The report identifies major environmental risks that are creating significant commercial uncertainty for manufacturers and businesses in the UK, eg:

- Copper: This is a staple of the electronics industry, mostly sourced from Chile. The capital cost of new mines has doubled over the past two years largely because of acute water scarcity: extraction costs are going up as ore grades go down (falling from around eight per cent to just 0.7 per cent over the past 150 years). This fosters price volatility and undermines investment in manufacturing infrastructure.

- Aluminium: If the carbon emissions in aluminium production were priced, the cost of primary aluminium would rise by 70 per cent . In contrast, recycled aluminium would cost only seven per cent more and reused aluminium less than one per cent. Uncertainty over future carbon prices undermines the business case for better reuse and recovery.

- Oil: Globally, the marginal price of oil has risen 14 per cent each year since 2001 which is driving up prices for manufacturers. Finding new oil reserves won’t stop this trend because extraction is becoming more costly: horizontal fracking uses 4.2 times more steel per well than conventional production and offshore wells are now more than twice as deep as they were in the late 1990s. Remanufacturing and recycling resources uses much less energy than mining, helping offset rising prices.

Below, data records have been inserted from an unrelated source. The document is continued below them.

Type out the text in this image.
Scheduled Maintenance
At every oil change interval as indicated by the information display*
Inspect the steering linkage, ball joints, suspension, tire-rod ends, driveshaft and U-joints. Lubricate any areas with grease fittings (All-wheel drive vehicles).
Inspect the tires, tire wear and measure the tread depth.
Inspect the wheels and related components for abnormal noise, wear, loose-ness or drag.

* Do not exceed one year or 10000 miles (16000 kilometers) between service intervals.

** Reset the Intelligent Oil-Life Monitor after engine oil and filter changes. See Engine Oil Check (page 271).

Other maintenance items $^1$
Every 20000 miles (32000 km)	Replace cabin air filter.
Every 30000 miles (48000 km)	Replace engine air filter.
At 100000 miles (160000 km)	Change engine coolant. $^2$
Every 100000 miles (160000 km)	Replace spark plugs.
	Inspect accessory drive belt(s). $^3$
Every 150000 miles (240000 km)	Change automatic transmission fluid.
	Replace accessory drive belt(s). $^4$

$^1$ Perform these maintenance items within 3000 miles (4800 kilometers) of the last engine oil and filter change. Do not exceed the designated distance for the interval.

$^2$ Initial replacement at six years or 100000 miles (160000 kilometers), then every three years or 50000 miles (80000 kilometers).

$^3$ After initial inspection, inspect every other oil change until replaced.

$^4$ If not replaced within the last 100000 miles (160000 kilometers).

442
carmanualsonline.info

Author of the report, Dustin Benton, said: “Our analysis shows that companies in the UK want and need to avoid resource security risks. There’s a lot that businesses can do on their own, but the government needs to help. The government’s industrial strategy should quantify resource security risks for different business sectors. It also needs to actively broker co-operation across supply chains to get materials back, and push businesses to redesign their products to make them easier to recover.”

 

Resources are currently lost because products aren’t designed for recovery and business sectors aren’t incentivised to share common approaches. A clearer industrial strategy would de-risk collaboration, set agreed sector-wide goals for recovery and stimulate businesses to adopt new, resource efficient business models. Manufacturers could recover components rather than just raw materials: the recovered components in an iPhone are worth over 200 times the value of the raw materials used to make them. These new supplies would also be less exposed to energy, water, and other material security risks.

Reactions to the report:

Geoff Mackey, Sustainable Development and Communications Director, BASF Europe North, said: “BASF’s sustainability journey is ongoing and the optimum use of resources is one of BASF’s fundamental economic principles. Resource efficiency provides market opportunities and we fully support work like this calling for wider scale consideration of circularity in industry. BASF continues to invest around one-third of its research and development expenditures on products and technologies for increased energy efficiency, as well as resource conservation.”

Tracey Rawling Church, Head of CSR, Kyocera Document Solutions, said: “The circular economy represents a real opportunity for business. Kyocera has been delighted to work with Green Alliance and the other members of the Circular Economy Task Force and fully supports the recommendations made in Resource Resilient UK. While there are many and complex challenges yet to be resolved, we look forward to helping to take the circular economy from theory to reality.”

Gareth Stace, Head of Climate and Environment Policy at EEF, said: “The Circular Economy Task Force’s recommendations are a useful contribution to the current debate on how to stimulate a circular economy. We now need a clear delivery plan on how we move this forward. This has to be kick-started with a full debate with manufacturers, designers, local authorities and the waste management industry to establish the feasibility of these suggestions and identify any unforeseen impacts. We must then quickly focus on more rigorous analysis of policy options which can incentivise action, encourage collaboration and enhance competitiveness of our manufacturers and contribute to a more balanced and sustainable growth profile.”